Manila defers truck ban after industry outcry

February 07,2014

Manila mayor Joseph Estrada. INQUIRER file photo

Manila Mayor Joseph Estrada has deferred the implementation of the city’s daytime truck ban to February 24. He said that this will give the cargo companies two weeks to make necessary adjustments to their operations. The daytime truck ban was touted as a measure to improve traffic flow in the city.

 

The ordinance stipulates that eight-wheel trucks and vehicles with gross weight above 4,500 kilograms will be banned from Manila roads from 5 a.m. to 9 p.m. The new measure is seven hours longer than the previous ban.

 

On the hours that trucks are allowed to pass through Manila, they can do so only on designated truck routes.

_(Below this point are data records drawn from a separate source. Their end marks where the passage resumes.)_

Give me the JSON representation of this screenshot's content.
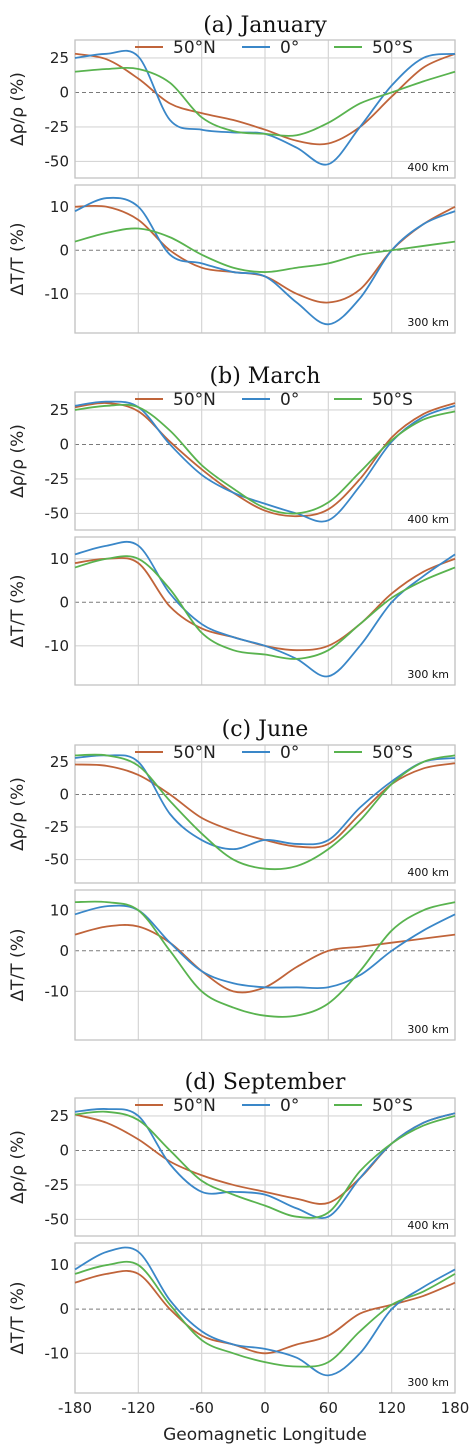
{
  "xlabel": "Geomagnetic Longitude",
  "x_ticks": [
    "-180",
    "-120",
    "-60",
    "0",
    "60",
    "120",
    "180"
  ],
  "colors": {
    "50N": "#c0643a",
    "0": "#3a87c8",
    "50S": "#59b34f"
  },
  "legend": [
    "50°N",
    "0°",
    "50°S"
  ],
  "chart_data": [
    {
      "type": "line",
      "title": "(a) January",
      "ylabel": "Δρ/ρ (%)",
      "annotation": "400 km",
      "xlim": [
        -180,
        180
      ],
      "ylim": [
        -62,
        38
      ],
      "yticks": [
        "25",
        "0",
        "-25",
        "-50"
      ],
      "ytick_values": [
        25,
        0,
        -25,
        -50
      ],
      "x": [
        -180,
        -150,
        -120,
        -90,
        -60,
        -30,
        0,
        30,
        60,
        90,
        120,
        150,
        180
      ],
      "series": [
        {
          "name": "50°N",
          "color": "#c0643a",
          "values": [
            28,
            24,
            10,
            -8,
            -15,
            -20,
            -27,
            -35,
            -37,
            -25,
            -3,
            18,
            28
          ]
        },
        {
          "name": "0°",
          "color": "#3a87c8",
          "values": [
            25,
            28,
            26,
            -20,
            -27,
            -29,
            -30,
            -40,
            -52,
            -25,
            5,
            25,
            28
          ]
        },
        {
          "name": "50°S",
          "color": "#59b34f",
          "values": [
            15,
            17,
            17,
            7,
            -18,
            -28,
            -30,
            -31,
            -22,
            -8,
            0,
            8,
            15
          ]
        }
      ]
    },
    {
      "type": "line",
      "title": "",
      "ylabel": "ΔT/T (%)",
      "annotation": "300 km",
      "xlim": [
        -180,
        180
      ],
      "ylim": [
        -19,
        15
      ],
      "yticks": [
        "10",
        "0",
        "-10"
      ],
      "ytick_values": [
        10,
        0,
        -10
      ],
      "x": [
        -180,
        -150,
        -120,
        -90,
        -60,
        -30,
        0,
        30,
        60,
        90,
        120,
        150,
        180
      ],
      "series": [
        {
          "name": "50°N",
          "color": "#c0643a",
          "values": [
            10,
            10,
            7,
            0,
            -4,
            -5,
            -6,
            -10,
            -12,
            -9,
            0,
            6,
            10
          ]
        },
        {
          "name": "0°",
          "color": "#3a87c8",
          "values": [
            9,
            12,
            10,
            -1,
            -3,
            -5,
            -6,
            -12,
            -17,
            -11,
            0,
            6,
            9
          ]
        },
        {
          "name": "50°S",
          "color": "#59b34f",
          "values": [
            2,
            4,
            5,
            3,
            -1,
            -4,
            -5,
            -4,
            -3,
            -1,
            0,
            1,
            2
          ]
        }
      ]
    },
    {
      "type": "line",
      "title": "(b) March",
      "ylabel": "Δρ/ρ (%)",
      "annotation": "400 km",
      "xlim": [
        -180,
        180
      ],
      "ylim": [
        -62,
        38
      ],
      "yticks": [
        "25",
        "0",
        "-25",
        "-50"
      ],
      "ytick_values": [
        25,
        0,
        -25,
        -50
      ],
      "x": [
        -180,
        -150,
        -120,
        -90,
        -60,
        -30,
        0,
        30,
        60,
        90,
        120,
        150,
        180
      ],
      "series": [
        {
          "name": "50°N",
          "color": "#c0643a",
          "values": [
            27,
            30,
            24,
            2,
            -18,
            -35,
            -48,
            -52,
            -47,
            -25,
            5,
            22,
            30
          ]
        },
        {
          "name": "0°",
          "color": "#3a87c8",
          "values": [
            28,
            31,
            27,
            0,
            -22,
            -35,
            -43,
            -50,
            -55,
            -30,
            2,
            20,
            28
          ]
        },
        {
          "name": "50°S",
          "color": "#59b34f",
          "values": [
            25,
            28,
            27,
            10,
            -15,
            -32,
            -46,
            -50,
            -42,
            -20,
            3,
            18,
            24
          ]
        }
      ]
    },
    {
      "type": "line",
      "title": "",
      "ylabel": "ΔT/T (%)",
      "annotation": "300 km",
      "xlim": [
        -180,
        180
      ],
      "ylim": [
        -19,
        15
      ],
      "yticks": [
        "10",
        "0",
        "-10"
      ],
      "ytick_values": [
        10,
        0,
        -10
      ],
      "x": [
        -180,
        -150,
        -120,
        -90,
        -60,
        -30,
        0,
        30,
        60,
        90,
        120,
        150,
        180
      ],
      "series": [
        {
          "name": "50°N",
          "color": "#c0643a",
          "values": [
            9,
            10,
            9,
            -1,
            -6,
            -8,
            -10,
            -11,
            -10,
            -5,
            2,
            7,
            10
          ]
        },
        {
          "name": "0°",
          "color": "#3a87c8",
          "values": [
            11,
            13,
            13,
            2,
            -5,
            -8,
            -10,
            -13,
            -17,
            -10,
            0,
            6,
            11
          ]
        },
        {
          "name": "50°S",
          "color": "#59b34f",
          "values": [
            8,
            10,
            10,
            3,
            -7,
            -11,
            -12,
            -13,
            -11,
            -5,
            1,
            5,
            8
          ]
        }
      ]
    },
    {
      "type": "line",
      "title": "(c) June",
      "ylabel": "Δρ/ρ (%)",
      "annotation": "400 km",
      "xlim": [
        -180,
        180
      ],
      "ylim": [
        -68,
        38
      ],
      "yticks": [
        "25",
        "0",
        "-25",
        "-50"
      ],
      "ytick_values": [
        25,
        0,
        -25,
        -50
      ],
      "x": [
        -180,
        -150,
        -120,
        -90,
        -60,
        -30,
        0,
        30,
        60,
        90,
        120,
        150,
        180
      ],
      "series": [
        {
          "name": "50°N",
          "color": "#c0643a",
          "values": [
            23,
            22,
            15,
            0,
            -18,
            -28,
            -35,
            -40,
            -38,
            -15,
            8,
            20,
            24
          ]
        },
        {
          "name": "0°",
          "color": "#3a87c8",
          "values": [
            28,
            30,
            25,
            -15,
            -35,
            -42,
            -35,
            -38,
            -35,
            -10,
            10,
            25,
            28
          ]
        },
        {
          "name": "50°S",
          "color": "#59b34f",
          "values": [
            30,
            30,
            22,
            -5,
            -30,
            -50,
            -57,
            -55,
            -42,
            -20,
            8,
            25,
            30
          ]
        }
      ]
    },
    {
      "type": "line",
      "title": "",
      "ylabel": "ΔT/T (%)",
      "annotation": "300 km",
      "xlim": [
        -180,
        180
      ],
      "ylim": [
        -22,
        15
      ],
      "yticks": [
        "10",
        "0",
        "-10"
      ],
      "ytick_values": [
        10,
        0,
        -10
      ],
      "x": [
        -180,
        -150,
        -120,
        -90,
        -60,
        -30,
        0,
        30,
        60,
        90,
        120,
        150,
        180
      ],
      "series": [
        {
          "name": "50°N",
          "color": "#c0643a",
          "values": [
            4,
            6,
            6,
            2,
            -5,
            -10,
            -9,
            -4,
            0,
            1,
            2,
            3,
            4
          ]
        },
        {
          "name": "0°",
          "color": "#3a87c8",
          "values": [
            9,
            11,
            10,
            2,
            -5,
            -8,
            -9,
            -9,
            -9,
            -6,
            0,
            5,
            9
          ]
        },
        {
          "name": "50°S",
          "color": "#59b34f",
          "values": [
            12,
            12,
            10,
            0,
            -10,
            -14,
            -16,
            -16,
            -13,
            -5,
            5,
            10,
            12
          ]
        }
      ]
    },
    {
      "type": "line",
      "title": "(d) September",
      "ylabel": "Δρ/ρ (%)",
      "annotation": "400 km",
      "xlim": [
        -180,
        180
      ],
      "ylim": [
        -62,
        38
      ],
      "yticks": [
        "25",
        "0",
        "-25",
        "-50"
      ],
      "ytick_values": [
        25,
        0,
        -25,
        -50
      ],
      "x": [
        -180,
        -150,
        -120,
        -90,
        -60,
        -30,
        0,
        30,
        60,
        90,
        120,
        150,
        180
      ],
      "series": [
        {
          "name": "50°N",
          "color": "#c0643a",
          "values": [
            26,
            20,
            8,
            -8,
            -18,
            -25,
            -30,
            -35,
            -38,
            -20,
            5,
            20,
            27
          ]
        },
        {
          "name": "0°",
          "color": "#3a87c8",
          "values": [
            28,
            30,
            25,
            -10,
            -30,
            -30,
            -32,
            -42,
            -48,
            -20,
            5,
            20,
            27
          ]
        },
        {
          "name": "50°S",
          "color": "#59b34f",
          "values": [
            26,
            28,
            22,
            0,
            -22,
            -32,
            -40,
            -48,
            -45,
            -15,
            5,
            18,
            25
          ]
        }
      ]
    },
    {
      "type": "line",
      "title": "",
      "ylabel": "ΔT/T (%)",
      "annotation": "300 km",
      "xlim": [
        -180,
        180
      ],
      "ylim": [
        -19,
        15
      ],
      "yticks": [
        "10",
        "0",
        "-10"
      ],
      "ytick_values": [
        10,
        0,
        -10
      ],
      "x": [
        -180,
        -150,
        -120,
        -90,
        -60,
        -30,
        0,
        30,
        60,
        90,
        120,
        150,
        180
      ],
      "series": [
        {
          "name": "50°N",
          "color": "#c0643a",
          "values": [
            6,
            8,
            8,
            0,
            -6,
            -8,
            -10,
            -8,
            -6,
            -1,
            1,
            3,
            6
          ]
        },
        {
          "name": "0°",
          "color": "#3a87c8",
          "values": [
            9,
            13,
            13,
            2,
            -5,
            -8,
            -9,
            -11,
            -15,
            -10,
            0,
            5,
            9
          ]
        },
        {
          "name": "50°S",
          "color": "#59b34f",
          "values": [
            8,
            10,
            10,
            1,
            -7,
            -10,
            -12,
            -13,
            -12,
            -5,
            1,
            4,
            8
          ]
        }
      ]
    }
  ]
}
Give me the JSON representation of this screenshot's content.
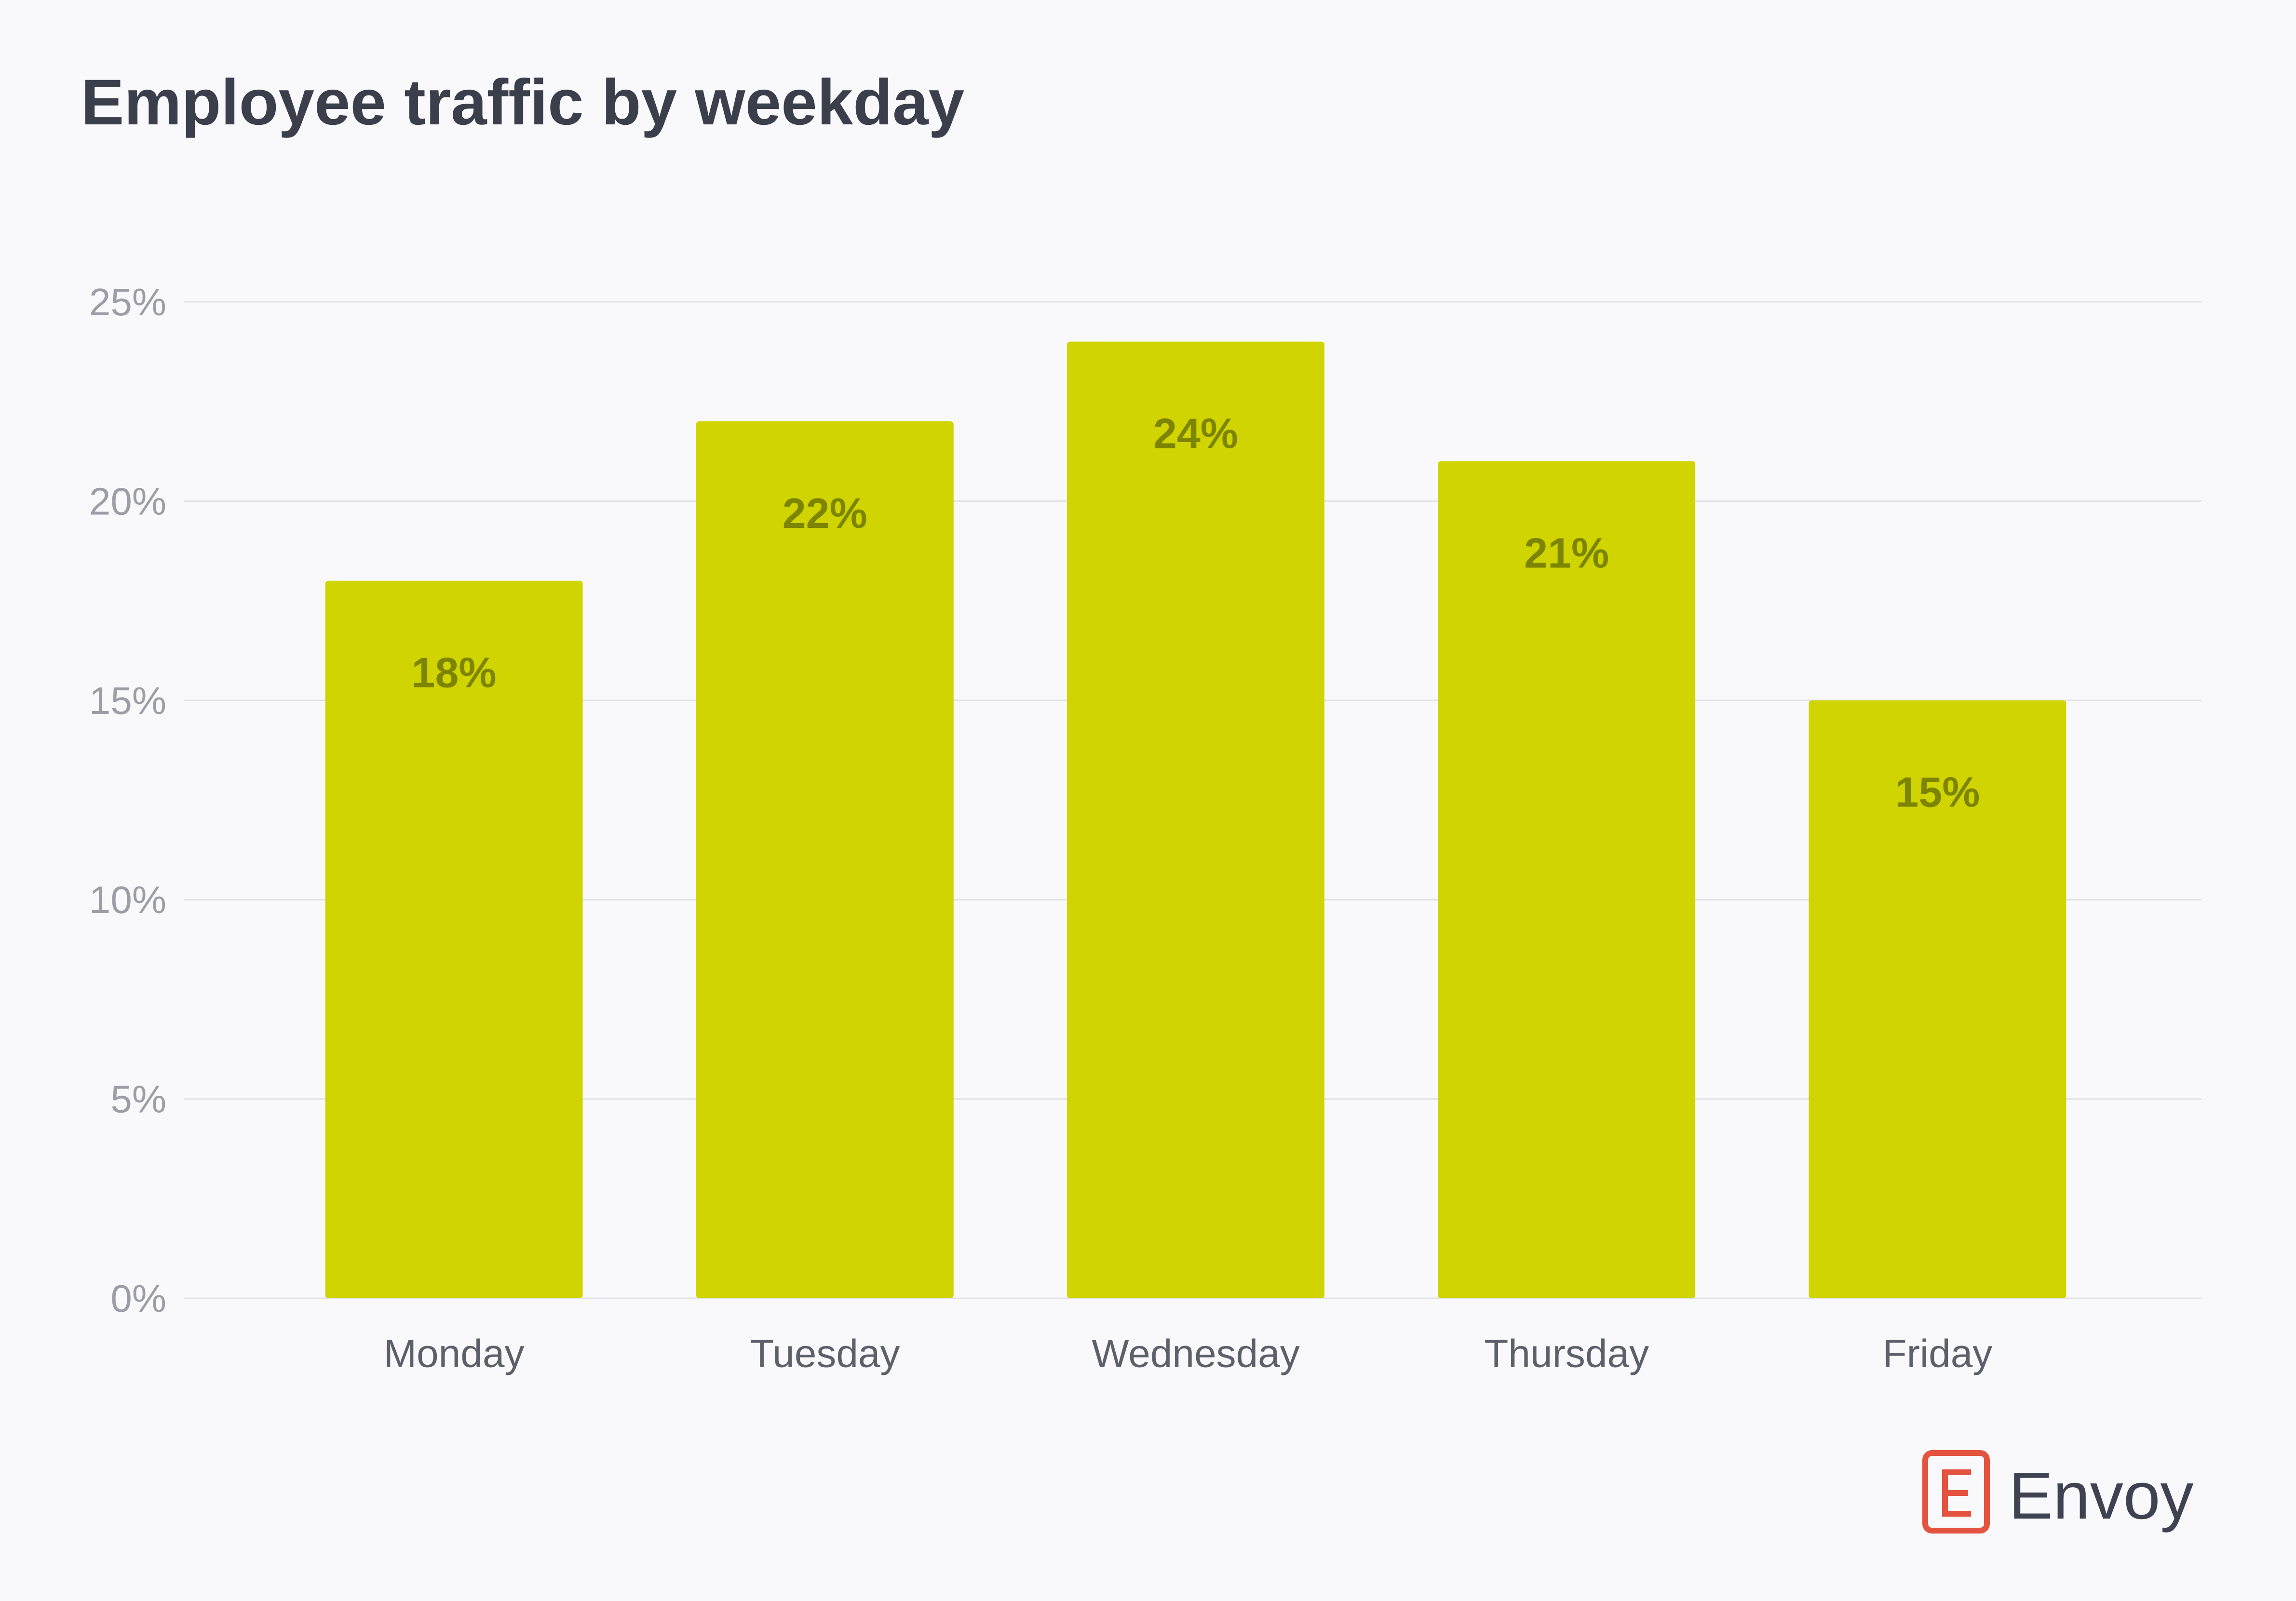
{
  "page": {
    "background": "#f9f9fb"
  },
  "chart_data": {
    "type": "bar",
    "title": "Employee traffic by weekday",
    "categories": [
      "Monday",
      "Tuesday",
      "Wednesday",
      "Thursday",
      "Friday"
    ],
    "values": [
      18,
      22,
      24,
      21,
      15
    ],
    "value_labels": [
      "18%",
      "22%",
      "24%",
      "21%",
      "15%"
    ],
    "ylim": [
      0,
      25
    ],
    "yticks": [
      0,
      5,
      10,
      15,
      20,
      25
    ],
    "ytick_labels": [
      "0%",
      "5%",
      "10%",
      "15%",
      "20%",
      "25%"
    ],
    "grid": true,
    "colors": {
      "bar": "#d0d400",
      "value_label": "#7d8500",
      "grid": "#e2e2e8",
      "tick_label": "#9d9da8",
      "category_label": "#5d5f6b",
      "title": "#3b3e4b"
    }
  },
  "branding": {
    "logo_text": "Envoy",
    "logo_color": "#e4533f",
    "text_color": "#3f4250"
  }
}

Trucks carrying perishable goods and petroleum products, as well as vehicles used for government projects are exempted from the ban.

 

 

On the same day Estrada talked tough on the ban, the head of Aduana Business Club Inc. (ABCI), an organization of importers, exporters, licensed brokers and truckers, openly criticized the measure, saying the group had been opposing it since the council hearings. ABCI president Mary Zapata warned of economic repercussions and called it a form of “political suicide” on the part of its proponents.

Another ABCI official weighed in on Thursday, saying the new ban could be intended as an act of “economic sabotage” that would reflect badly on the administration of President Aquino and Interior Secretary Mar Roxas.

 

“Rey Salgado, ABCI vice president for government affairs questioned the ban. “Why are they doing this? This will hike up overhead expenses and the price of commodities will increase. If raw materials are not delivered on time, factories might shut down. If exporters cannot deliver, their contracts will be pulled out,” said.

 

“President Aquino is inviting investors to come here but this measure will choke businessmen. To whom will it boomerang? To the leadership of Malacañang and the DILG (Department of the Interior and Local Government),” Salgado said in a media forum at Aloha Hotel.

For his part, Estrada replied to Salgado’s remarks, “Of course not. That’s the last thing I’ll ever do. There’s no politics here. We are just putting things in order.”

 

“We’re thinking of the greater good for the greatest number. Students and employees are affected by traffic. The truckers will be free to use the roads, even Roxas Boulevard, from 9 p.m. to 5 a.m.,” Estrada said.

 

Speaking next to Estrada during a briefing on Monday, Vice Mayor Francisco “Isko Moreno” Domagoso maintained that stakeholders were consulted on the ban through public hearings and a traffic summit.

 

Domagoso said that “99 percent” of them were opposed to it.